“Damn. I need a job,” I muttered to myself.
She winked. “I recommend fortune-telling. The customers usually hate what you tell them, but it pays well. They don’t call me Lady Fortune for nothing.”
Jaxson grunted. “You didn’t count the money this time.”
Lady Fortune stuck a hand on her hip and raised her chin. “With a lady present? Never. Anyway, you tipped well enough last time that I don’t think I have anything to worry about.”
At least Jaxson was generous with his money, if nothing else.
She pushed a clipboard with a pen and contract across the table.
“What’s this?” I narrowed my eyes.
“Liability release. Just in case you want to blame me for a bad fortune or any of the crazy things you’re going to do once you hear it.”
I glanced at Jaxson, becoming less certain of this plan every second. He nodded, so I skimmed the agreement and signed, hoping I hadn’t just sold my soul.
The seer began shuffling her cards impossibly fast, then she slammed the deck down on the table. “Now, you’ve come a long way from Wisconsin. Tell me what it is that you want to know.”
Hell, how much did she already know about me? I had so many questions eating at me that I could feel them trying to tear their way out of my chest. Could I only ask one? “Why are people hunting me, and who are they?”
Lady Fortune rested her long pink nails on the top of the tarot deck. “Two for the price of one? Cheeky, but I’ll indulge you since you’re new to town. Let us see what the fates have to say. Watch out. Magic is about to happen, and it scares the willies out of me every time.”
Electricity crackled through the air. The candles dimmed, and the scent of fresh coffee filled the tent. I heard the sound of a heartbeat pounding deep in the earth, shaking the space around us. My own heart began to beat in time, faster and faster, and my breath caught as darkness swirled around the room. The shadows became serpents, constricting around us, squeezing the air from my lungs, and whirling like a hurricane. Darkness swallowed us, and my stomach lurched, as if falling from the sky. I grabbed the table to steady myself and to fight the rising nausea.
The only light left came from a single candle, flickering overhead.
I looked to Jaxson with frightened eyes, but he nodded calmly and touched my hand. Electricity jolted between us, and he pulled his fingers away as if stung. His eyes flashed honey gold.
But his weren’t the only eyes watching me. The hair on my neck stood upright. There were other watchers in the darkness. Invisible. Waiting.
The seer cleared her throat.
“We draw three cards—one for each of the fates.” She slid them off the top of the deck one at a time, keeping them face down. As soon as she was done, the deck vanished.
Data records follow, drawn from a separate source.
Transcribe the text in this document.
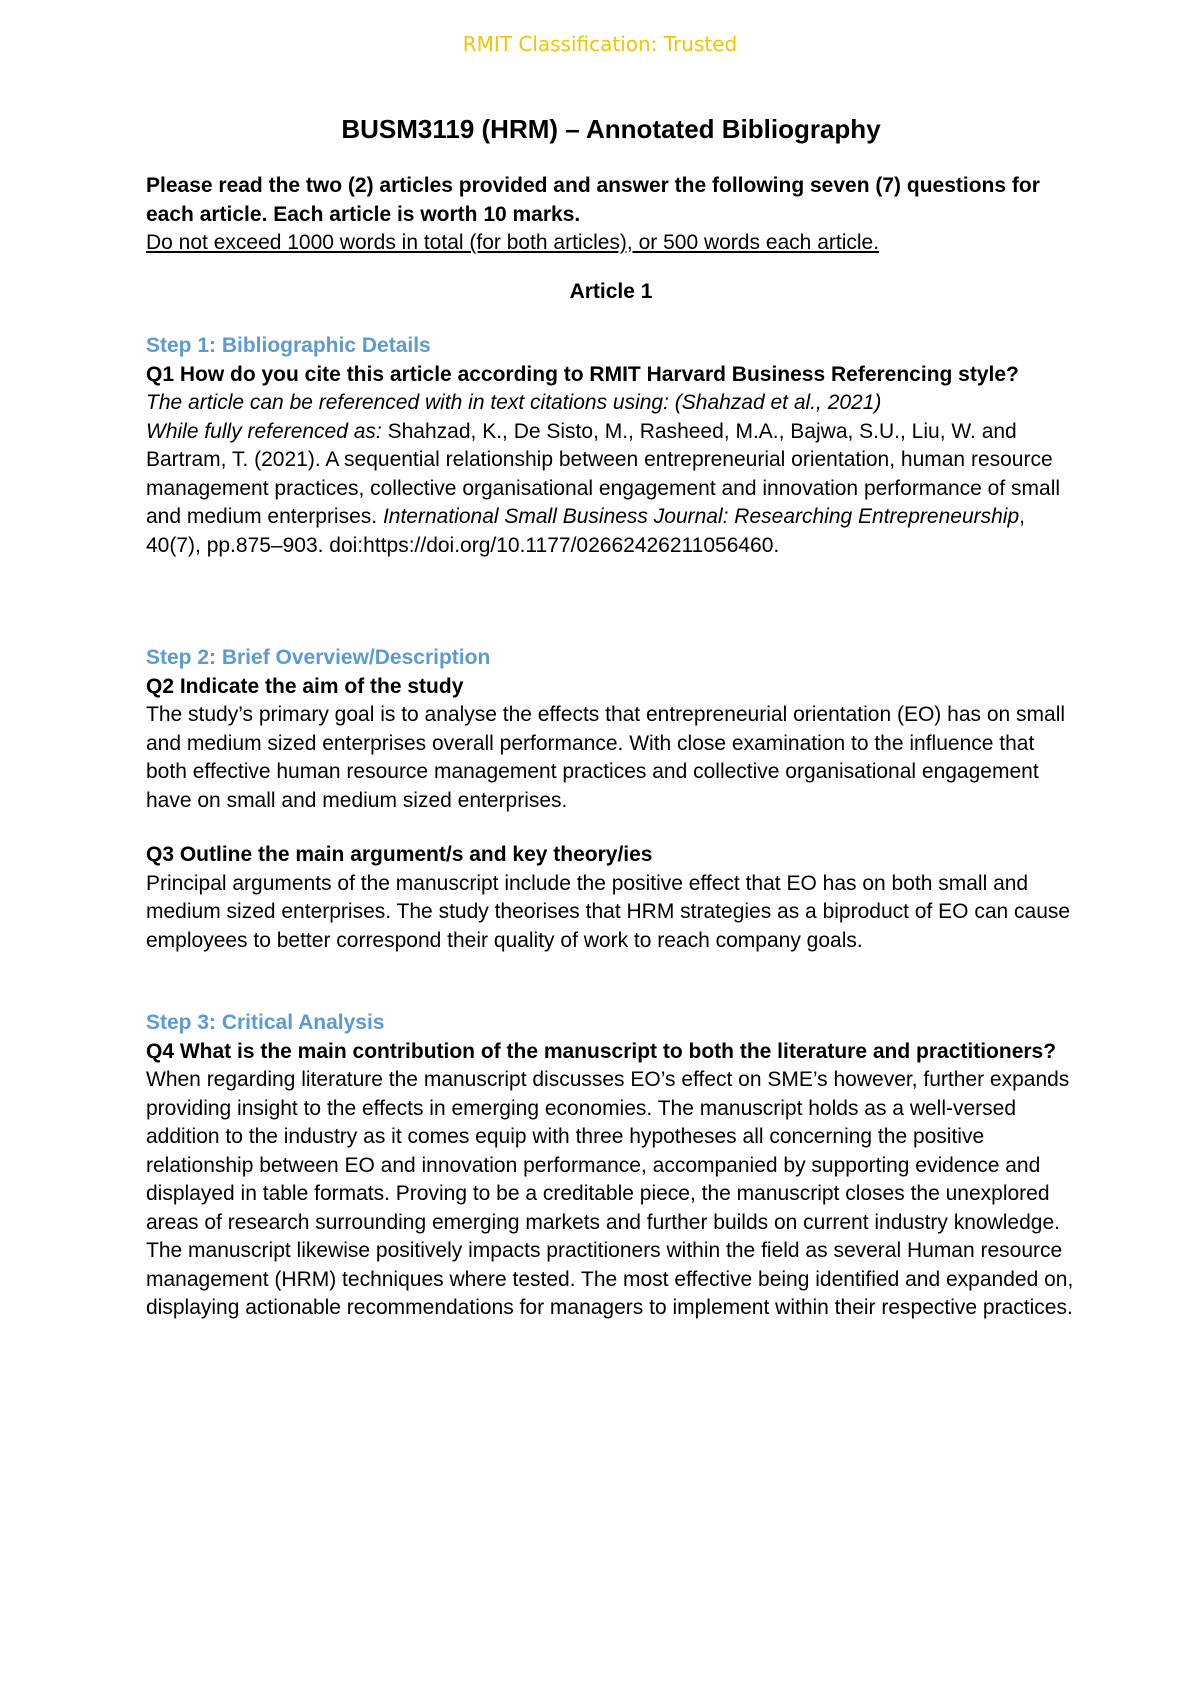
RMIT Classification: Trusted
BUSM3119 (HRM) – Annotated Bibliography

Please read the two (2) articles provided and answer the following seven (7) questions for each article. Each article is worth 10 marks.

Do not exceed 1000 words in total (for both articles), or 500 words each article.

Article 1

Step 1: Bibliographic Details

Q1 How do you cite this article according to RMIT Harvard Business Referencing style?

The article can be referenced with in text citations using: (Shahzad et al., 2021)

While fully referenced as: Shahzad, K., De Sisto, M., Rasheed, M.A., Bajwa, S.U., Liu, W. and Bartram, T. (2021). A sequential relationship between entrepreneurial orientation, human resource management practices, collective organisational engagement and innovation performance of small and medium enterprises. International Small Business Journal: Researching Entrepreneurship, 40(7), pp.875–903. doi:https://doi.org/10.1177/02662426211056460.

Step 2: Brief Overview/Description

Q2 Indicate the aim of the study

The study’s primary goal is to analyse the effects that entrepreneurial orientation (EO) has on small and medium sized enterprises overall performance. With close examination to the influence that both effective human resource management practices and collective organisational engagement have on small and medium sized enterprises.

Q3 Outline the main argument/s and key theory/ies

Principal arguments of the manuscript include the positive effect that EO has on both small and medium sized enterprises. The study theorises that HRM strategies as a biproduct of EO can cause employees to better correspond their quality of work to reach company goals.

Step 3: Critical Analysis

Q4 What is the main contribution of the manuscript to both the literature and practitioners?

When regarding literature the manuscript discusses EO’s effect on SME’s however, further expands providing insight to the effects in emerging economies. The manuscript holds as a well-versed addition to the industry as it comes equip with three hypotheses all concerning the positive relationship between EO and innovation performance, accompanied by supporting evidence and displayed in table formats. Proving to be a creditable piece, the manuscript closes the unexplored areas of research surrounding emerging markets and further builds on current industry knowledge. The manuscript likewise positively impacts practitioners within the field as several Human resource management (HRM) techniques where tested. The most effective being identified and expanded on, displaying actionable recommendations for managers to implement within their respective practices.
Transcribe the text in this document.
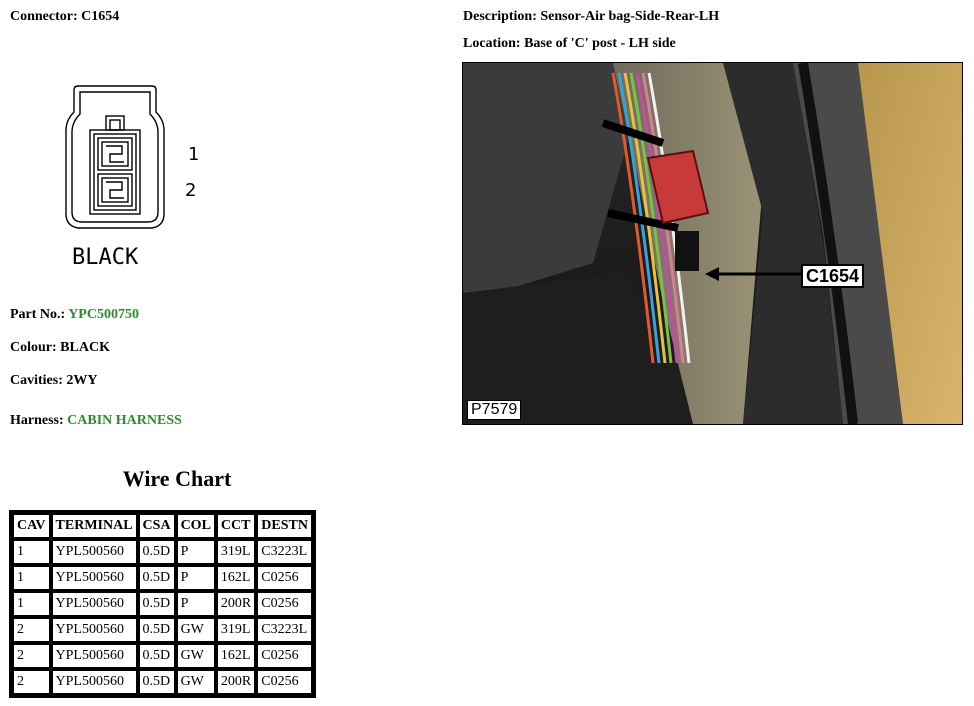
Connector: C1654
1
2
BLACK
Part No.: YPC500750
Colour: BLACK
Cavities: 2WY
Harness: CABIN HARNESS
Description: Sensor-Air bag-Side-Rear-LH
Location: Base of 'C' post - LH side
C1654
P7579
Wire Chart
CAV	TERMINAL	CSA	COL	CCT	DESTN
1	YPL500560	0.5D	P	319L	C3223L
1	YPL500560	0.5D	P	162L	C0256
1	YPL500560	0.5D	P	200R	C0256
2	YPL500560	0.5D	GW	319L	C3223L
2	YPL500560	0.5D	GW	162L	C0256
2	YPL500560	0.5D	GW	200R	C0256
She flipped the first card over with her long pink nails and paused, her hand hanging in the air above.
“The Moon. Very strange.” She glanced between us. “It was the first card I drew for him.”
I leaned forward. The card showed two wolves sitting on opposite sides of a river, howling up at a smiling moon. As I looked, the image began to waver and move, as if the wolves were alive and the stream was flowing.
I blinked. It was just a card.
She flipped the second. “The Lovers.”
Again, the seer looked between us and raised an inquiring eyebrow. I blushed. Hopefully, she hadn’t drawn that card for him as well.
After a pregnant pause, the seer hooked a nail under that final card and flipped it over. “The Wheel.”
Her magic swirled around me, and the distance between us seemed to fade. Soon, the only things left in the room were the cards and her brilliant eyes, which turned pure white. My heart clenched, and I sucked in a sharp breath.
The seer spoke in a voice that was not of this earth. It was hoarse, and infinitely old. “Your path ahead lies in peril, but the river of fortune draws you onward. You cannot run, and you cannot stop your fate. If you do not find those who are chasing you, they will find you. If you do not destroy them, they will destroy you. You must betray yourself to save yourself. You must betray us all to save us all. The end is inevitable. Darkness will fall.”
A deep and unrelenting dread coiled in my stomach, and I reached sideways for Jaxson’s hand but couldn’t find it. I couldn’t find him at all.
The seer’s eyes flickered and returned to brown. I brushed Jaxson’s hand and pulled my fingers away. It was like he hadn’t been there at all for a moment, and then was.
I clenched my shaking hands into fists. “What does it mean?”